Re: [PATCH] remote-curl: avoid hang if curl asks for more data after eof
From: Jonathan Tan <hidden>
Date: 2023-11-13 21:22:49
Jiří Hruška [off-list ref] writes:
It has been observed that under some circumstances, libcurl can call our `CURLOPT_READFUNCTION` callback `rpc_out()` again even after already getting a return value of zero (EOF) back once before. This results in `rpc_read_from_out()` trying to read more from the child process pipe, because `rpc->flush_read_but_not_sent` is reset to false already the first time EOF is returned, and then the whole operation gets stuck - the child process is already trying to read a response back and will not write anything to the output pipe anymore, while the parent/remote process is now blocked waiting to read more too and never even finishes sending the request.
Ah, thanks for finding this bug. It sounds worthwhile to make Git more resilient in this situation. I'll just make some preliminary comments.
This commit addresses the bug with the following changes:
[snip] This seems like a long list of changes, when from the description of the bug above, I would have assumed it sufficient to record somewhere when the CURLOPT_READFUNCTION callback returns zero, and then always return zero after that if the callback is ever re-invoked. If this is indeed not sufficient, we should describe why. Also, if multiple changes are needed, please split them into several commits.

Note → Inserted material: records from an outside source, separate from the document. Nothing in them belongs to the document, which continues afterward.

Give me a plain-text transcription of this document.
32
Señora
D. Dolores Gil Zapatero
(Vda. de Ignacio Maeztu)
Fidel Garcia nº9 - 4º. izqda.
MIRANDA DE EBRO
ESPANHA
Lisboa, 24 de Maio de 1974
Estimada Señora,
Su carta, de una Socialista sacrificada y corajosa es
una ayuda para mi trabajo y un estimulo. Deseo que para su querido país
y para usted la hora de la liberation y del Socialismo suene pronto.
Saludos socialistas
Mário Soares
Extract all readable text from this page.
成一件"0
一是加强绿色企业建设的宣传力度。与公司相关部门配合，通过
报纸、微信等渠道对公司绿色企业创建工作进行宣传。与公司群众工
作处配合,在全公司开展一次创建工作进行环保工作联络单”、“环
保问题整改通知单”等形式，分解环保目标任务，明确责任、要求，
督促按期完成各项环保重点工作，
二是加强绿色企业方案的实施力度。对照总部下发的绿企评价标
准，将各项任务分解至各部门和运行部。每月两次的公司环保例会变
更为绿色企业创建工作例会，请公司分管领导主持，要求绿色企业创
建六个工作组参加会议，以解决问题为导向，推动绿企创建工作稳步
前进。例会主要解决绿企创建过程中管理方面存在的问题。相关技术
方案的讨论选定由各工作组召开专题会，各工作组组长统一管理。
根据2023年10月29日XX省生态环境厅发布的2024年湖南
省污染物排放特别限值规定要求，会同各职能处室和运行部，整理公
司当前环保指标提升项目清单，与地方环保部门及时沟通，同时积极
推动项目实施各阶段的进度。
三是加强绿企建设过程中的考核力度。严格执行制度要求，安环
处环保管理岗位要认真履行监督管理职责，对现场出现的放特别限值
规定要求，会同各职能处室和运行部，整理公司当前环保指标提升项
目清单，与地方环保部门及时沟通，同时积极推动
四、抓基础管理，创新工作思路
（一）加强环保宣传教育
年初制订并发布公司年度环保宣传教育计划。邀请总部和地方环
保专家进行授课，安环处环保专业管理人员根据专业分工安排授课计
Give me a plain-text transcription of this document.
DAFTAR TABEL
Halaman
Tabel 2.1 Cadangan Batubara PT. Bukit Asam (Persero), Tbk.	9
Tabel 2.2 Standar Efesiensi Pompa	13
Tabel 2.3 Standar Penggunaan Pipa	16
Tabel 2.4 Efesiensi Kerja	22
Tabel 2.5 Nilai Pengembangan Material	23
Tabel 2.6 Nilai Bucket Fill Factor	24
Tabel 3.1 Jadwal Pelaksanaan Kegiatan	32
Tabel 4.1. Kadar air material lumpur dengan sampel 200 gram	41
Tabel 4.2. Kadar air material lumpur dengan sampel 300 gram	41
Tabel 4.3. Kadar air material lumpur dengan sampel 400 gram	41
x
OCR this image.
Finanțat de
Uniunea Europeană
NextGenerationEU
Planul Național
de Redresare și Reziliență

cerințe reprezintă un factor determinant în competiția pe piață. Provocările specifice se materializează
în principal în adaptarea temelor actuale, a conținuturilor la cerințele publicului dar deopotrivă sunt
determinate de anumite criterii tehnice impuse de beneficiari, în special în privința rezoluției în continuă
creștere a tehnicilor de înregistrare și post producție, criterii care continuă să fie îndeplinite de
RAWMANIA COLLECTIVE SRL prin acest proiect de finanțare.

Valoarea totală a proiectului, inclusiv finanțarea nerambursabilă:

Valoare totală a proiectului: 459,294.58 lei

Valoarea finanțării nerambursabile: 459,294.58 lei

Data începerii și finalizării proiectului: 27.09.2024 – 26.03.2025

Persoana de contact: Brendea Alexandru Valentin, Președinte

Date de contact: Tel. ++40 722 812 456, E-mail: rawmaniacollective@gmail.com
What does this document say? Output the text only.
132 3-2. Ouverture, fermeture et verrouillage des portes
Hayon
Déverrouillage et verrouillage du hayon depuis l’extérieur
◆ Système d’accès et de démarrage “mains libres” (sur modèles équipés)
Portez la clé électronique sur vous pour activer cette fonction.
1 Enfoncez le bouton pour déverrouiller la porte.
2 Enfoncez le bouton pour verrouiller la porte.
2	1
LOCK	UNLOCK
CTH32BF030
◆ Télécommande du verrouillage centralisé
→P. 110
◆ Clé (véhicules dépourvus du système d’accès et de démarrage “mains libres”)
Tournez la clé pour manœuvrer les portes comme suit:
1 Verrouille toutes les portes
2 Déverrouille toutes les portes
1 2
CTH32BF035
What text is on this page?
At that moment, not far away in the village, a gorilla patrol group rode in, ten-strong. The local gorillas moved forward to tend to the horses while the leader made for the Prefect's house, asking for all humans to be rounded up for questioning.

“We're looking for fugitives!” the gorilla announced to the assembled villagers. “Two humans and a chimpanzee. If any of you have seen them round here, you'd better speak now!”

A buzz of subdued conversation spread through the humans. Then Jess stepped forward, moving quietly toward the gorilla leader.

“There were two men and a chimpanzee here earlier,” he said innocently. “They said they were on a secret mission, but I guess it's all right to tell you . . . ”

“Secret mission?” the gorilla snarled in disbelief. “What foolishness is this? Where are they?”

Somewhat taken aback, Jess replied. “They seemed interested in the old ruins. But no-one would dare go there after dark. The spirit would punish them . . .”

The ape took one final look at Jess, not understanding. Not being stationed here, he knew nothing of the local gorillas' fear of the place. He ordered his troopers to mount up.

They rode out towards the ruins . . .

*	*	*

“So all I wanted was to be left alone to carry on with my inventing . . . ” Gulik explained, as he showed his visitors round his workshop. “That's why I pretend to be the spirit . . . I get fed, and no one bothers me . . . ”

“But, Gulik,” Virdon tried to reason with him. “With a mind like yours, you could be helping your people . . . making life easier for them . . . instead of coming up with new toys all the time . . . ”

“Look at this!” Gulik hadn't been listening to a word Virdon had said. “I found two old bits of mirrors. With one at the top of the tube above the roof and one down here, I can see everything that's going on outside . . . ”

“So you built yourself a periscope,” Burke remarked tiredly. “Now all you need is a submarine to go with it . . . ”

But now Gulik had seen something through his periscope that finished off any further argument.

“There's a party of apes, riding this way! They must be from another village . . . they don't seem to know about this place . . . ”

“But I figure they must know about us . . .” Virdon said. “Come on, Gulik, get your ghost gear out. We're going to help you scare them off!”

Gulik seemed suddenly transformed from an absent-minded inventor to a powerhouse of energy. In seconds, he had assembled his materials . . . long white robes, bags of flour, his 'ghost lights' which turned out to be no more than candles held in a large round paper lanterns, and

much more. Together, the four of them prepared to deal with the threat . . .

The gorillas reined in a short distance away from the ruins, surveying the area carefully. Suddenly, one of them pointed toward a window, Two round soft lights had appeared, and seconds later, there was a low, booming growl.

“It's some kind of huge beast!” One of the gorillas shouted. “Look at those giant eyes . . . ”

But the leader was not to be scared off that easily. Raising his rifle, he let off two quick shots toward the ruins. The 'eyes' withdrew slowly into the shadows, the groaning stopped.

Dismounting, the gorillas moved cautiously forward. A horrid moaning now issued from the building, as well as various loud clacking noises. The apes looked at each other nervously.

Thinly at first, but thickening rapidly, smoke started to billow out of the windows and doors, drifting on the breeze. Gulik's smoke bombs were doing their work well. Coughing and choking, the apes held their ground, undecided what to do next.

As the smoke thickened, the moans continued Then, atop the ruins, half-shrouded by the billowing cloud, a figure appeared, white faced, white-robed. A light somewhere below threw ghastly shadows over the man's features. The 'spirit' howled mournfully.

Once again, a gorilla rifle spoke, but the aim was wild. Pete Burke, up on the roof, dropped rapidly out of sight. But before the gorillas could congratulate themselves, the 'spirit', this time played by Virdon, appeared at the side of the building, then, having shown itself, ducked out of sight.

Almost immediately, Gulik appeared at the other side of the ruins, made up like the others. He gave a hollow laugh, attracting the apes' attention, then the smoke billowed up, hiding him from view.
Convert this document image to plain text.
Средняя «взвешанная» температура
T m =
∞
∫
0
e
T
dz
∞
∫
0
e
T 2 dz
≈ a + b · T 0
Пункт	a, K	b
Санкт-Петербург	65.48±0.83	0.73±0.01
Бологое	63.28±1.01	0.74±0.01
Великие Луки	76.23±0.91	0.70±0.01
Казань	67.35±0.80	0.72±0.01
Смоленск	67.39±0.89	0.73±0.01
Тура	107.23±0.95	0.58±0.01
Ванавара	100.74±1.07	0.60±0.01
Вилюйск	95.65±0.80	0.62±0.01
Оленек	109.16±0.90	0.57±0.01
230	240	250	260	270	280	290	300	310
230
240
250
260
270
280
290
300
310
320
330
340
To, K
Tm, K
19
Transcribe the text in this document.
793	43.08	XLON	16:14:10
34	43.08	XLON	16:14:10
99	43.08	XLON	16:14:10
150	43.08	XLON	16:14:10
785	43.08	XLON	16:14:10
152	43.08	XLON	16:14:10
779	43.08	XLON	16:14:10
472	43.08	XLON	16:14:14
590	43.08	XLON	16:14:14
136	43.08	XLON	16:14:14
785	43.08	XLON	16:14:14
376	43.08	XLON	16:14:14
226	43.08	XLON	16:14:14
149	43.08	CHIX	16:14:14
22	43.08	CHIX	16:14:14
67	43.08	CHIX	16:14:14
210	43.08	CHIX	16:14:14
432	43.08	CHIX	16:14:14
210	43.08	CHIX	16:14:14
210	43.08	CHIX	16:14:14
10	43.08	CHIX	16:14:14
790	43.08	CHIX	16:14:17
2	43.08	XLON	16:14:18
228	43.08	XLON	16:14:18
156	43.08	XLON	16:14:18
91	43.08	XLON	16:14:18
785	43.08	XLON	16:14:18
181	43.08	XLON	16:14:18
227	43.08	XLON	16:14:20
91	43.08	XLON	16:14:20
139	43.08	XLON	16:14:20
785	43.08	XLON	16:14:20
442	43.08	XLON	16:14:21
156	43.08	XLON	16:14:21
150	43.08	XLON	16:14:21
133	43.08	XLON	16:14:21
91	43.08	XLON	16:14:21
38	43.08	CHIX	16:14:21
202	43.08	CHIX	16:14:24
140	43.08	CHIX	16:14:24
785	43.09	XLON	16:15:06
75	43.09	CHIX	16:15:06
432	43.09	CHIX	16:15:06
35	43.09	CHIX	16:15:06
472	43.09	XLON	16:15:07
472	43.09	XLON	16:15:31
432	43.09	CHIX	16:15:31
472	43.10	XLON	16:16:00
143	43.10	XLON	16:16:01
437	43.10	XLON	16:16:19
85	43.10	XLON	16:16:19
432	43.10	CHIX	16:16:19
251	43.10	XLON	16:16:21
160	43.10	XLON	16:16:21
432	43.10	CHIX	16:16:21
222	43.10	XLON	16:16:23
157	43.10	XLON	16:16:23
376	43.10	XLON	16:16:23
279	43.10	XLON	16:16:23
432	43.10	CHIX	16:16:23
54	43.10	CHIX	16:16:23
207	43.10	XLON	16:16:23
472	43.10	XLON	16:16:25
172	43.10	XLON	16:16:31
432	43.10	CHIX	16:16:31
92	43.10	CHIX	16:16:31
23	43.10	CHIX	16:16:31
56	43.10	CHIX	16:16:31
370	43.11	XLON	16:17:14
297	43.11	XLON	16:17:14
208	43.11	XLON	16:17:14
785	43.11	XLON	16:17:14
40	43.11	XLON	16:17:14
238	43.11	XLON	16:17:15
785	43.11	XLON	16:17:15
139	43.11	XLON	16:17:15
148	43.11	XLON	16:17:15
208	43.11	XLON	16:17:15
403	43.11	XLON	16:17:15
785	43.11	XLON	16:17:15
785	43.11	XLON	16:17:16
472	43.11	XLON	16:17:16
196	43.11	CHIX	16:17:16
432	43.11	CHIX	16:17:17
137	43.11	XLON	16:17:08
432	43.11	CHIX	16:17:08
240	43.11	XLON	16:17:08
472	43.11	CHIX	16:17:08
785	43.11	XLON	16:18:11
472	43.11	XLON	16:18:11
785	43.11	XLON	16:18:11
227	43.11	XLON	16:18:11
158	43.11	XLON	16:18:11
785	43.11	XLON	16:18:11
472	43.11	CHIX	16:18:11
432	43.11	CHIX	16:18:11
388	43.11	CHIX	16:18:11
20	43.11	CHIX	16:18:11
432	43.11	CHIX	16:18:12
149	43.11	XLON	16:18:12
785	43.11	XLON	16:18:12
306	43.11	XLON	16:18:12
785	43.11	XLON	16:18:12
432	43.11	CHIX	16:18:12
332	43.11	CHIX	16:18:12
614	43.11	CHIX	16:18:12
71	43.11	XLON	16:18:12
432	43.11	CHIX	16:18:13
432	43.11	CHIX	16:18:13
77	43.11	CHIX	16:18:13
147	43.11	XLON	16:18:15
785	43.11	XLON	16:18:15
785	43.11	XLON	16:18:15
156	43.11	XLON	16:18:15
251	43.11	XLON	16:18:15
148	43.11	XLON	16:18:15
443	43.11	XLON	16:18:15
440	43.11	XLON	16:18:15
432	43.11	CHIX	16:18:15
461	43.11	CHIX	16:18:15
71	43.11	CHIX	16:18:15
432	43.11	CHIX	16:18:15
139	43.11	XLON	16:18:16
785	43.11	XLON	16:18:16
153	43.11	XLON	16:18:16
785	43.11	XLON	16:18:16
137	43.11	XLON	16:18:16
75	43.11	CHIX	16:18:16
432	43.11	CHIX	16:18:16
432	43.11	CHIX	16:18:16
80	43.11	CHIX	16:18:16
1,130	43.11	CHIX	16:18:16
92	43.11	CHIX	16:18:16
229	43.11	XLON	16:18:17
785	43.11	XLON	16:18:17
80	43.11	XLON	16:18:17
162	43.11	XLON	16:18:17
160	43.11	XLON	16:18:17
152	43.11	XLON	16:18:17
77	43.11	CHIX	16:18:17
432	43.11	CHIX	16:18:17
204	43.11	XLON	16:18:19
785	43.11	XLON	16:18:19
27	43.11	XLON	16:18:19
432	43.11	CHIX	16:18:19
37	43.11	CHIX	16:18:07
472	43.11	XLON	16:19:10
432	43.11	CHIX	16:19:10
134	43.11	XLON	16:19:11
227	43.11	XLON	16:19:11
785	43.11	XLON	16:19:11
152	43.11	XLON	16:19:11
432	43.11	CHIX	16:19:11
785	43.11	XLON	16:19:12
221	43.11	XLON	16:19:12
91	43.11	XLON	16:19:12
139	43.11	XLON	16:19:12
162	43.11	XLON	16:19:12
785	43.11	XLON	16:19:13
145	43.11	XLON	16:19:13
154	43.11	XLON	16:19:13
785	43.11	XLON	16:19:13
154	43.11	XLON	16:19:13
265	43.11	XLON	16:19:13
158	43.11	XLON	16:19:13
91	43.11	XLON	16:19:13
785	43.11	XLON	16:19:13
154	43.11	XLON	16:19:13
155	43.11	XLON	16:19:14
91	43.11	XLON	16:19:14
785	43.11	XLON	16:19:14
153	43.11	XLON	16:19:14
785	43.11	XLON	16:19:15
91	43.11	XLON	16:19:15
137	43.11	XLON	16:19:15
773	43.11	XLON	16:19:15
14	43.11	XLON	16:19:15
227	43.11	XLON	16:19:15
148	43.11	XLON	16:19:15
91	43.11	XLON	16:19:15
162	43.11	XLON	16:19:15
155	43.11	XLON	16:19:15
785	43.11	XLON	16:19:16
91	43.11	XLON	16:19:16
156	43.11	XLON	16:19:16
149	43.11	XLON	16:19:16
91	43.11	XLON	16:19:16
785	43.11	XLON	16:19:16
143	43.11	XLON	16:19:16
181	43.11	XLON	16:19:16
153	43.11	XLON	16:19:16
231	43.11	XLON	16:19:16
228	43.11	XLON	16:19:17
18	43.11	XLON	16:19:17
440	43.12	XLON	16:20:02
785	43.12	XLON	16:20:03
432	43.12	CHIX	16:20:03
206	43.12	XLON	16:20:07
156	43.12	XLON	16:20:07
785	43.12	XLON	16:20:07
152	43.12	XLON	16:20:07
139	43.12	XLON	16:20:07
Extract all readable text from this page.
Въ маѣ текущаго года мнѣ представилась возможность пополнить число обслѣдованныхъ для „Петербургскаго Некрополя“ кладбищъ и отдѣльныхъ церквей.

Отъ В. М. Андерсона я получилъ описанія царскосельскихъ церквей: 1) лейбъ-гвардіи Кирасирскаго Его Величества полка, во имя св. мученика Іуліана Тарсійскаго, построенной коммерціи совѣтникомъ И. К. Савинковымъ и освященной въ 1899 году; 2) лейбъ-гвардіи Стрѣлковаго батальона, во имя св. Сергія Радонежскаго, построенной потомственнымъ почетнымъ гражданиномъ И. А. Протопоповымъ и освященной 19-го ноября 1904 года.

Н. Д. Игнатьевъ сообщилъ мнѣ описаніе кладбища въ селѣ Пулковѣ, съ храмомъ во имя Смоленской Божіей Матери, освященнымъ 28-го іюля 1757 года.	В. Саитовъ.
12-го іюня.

A trivial solution would be to just take the line which resets the flag
/*
* The line length either does not need to be sent at
* all or has already been completely sent. Now we can
* return 0, indicating EOF, meaning that the flush has
* been fully sent.
*/
- rpc->flush_read_but_not_sent = 0;
return 0;
from rpc_out() and reset it only in post_rpc(), before the next time a large
request is being sent out and rpc_out() will go into play again:
if (large_request) {
...
rpc->initial_buffer = 1;
+ rpc->flush_read_but_not_sent = 0;
curl_easy_setopt(slot->curl, CURLOPT_READFUNCTION, rpc_out);
This way the CURLOPT_READFUNCTION would be returning zeros at the end of the
upload as long as needed, just like fread() at the end of a real file.
Hence, the bug could be fixed with just that two-lines change.Ah, you describe the straightforward fix here. I haven't looked at this closely enough to see if this would work, though.
But while trying to figure out the above, I noticed a few things that prolonged the time I needed to understand what was going on, so I would like to propose some more changes to make the code perhaps a bit easier to read for the next person who comes to hack on it after me. The description of the extra modifications is in the commit message. All of these changes are obviously optional and naturally subjective. I think that we can all agree on some points (less indentation = good), but naming is hard, and so is balance between unclear and too verbose, or when to split all non-functional changes to a separate commit. So let me know if there are things to do differently and I will gladly obey, it is your codebase after all.
Yes, please split non-functional changes into a separate commit (preferably one for each concern). I do envision reviewers saying "let's put patches X, Y, and Z in, but not patches A, B, and C", so splitting would make it easier to decide what's worthwhile to have.
Which brings me to the next topic, testing. Validating the fix would be trivial with a mocked libcurl, but turns out to be much harder with the integration-level test suite of this project.
[snip]
But outside of that, and as far as the bundled test suite goes, I have failed to write a test that could validate this problem does not ever occur again.
Due to the nature of the bug and the fix, I do agree that it's hard to test and I would be OK with including the fix without associated tests.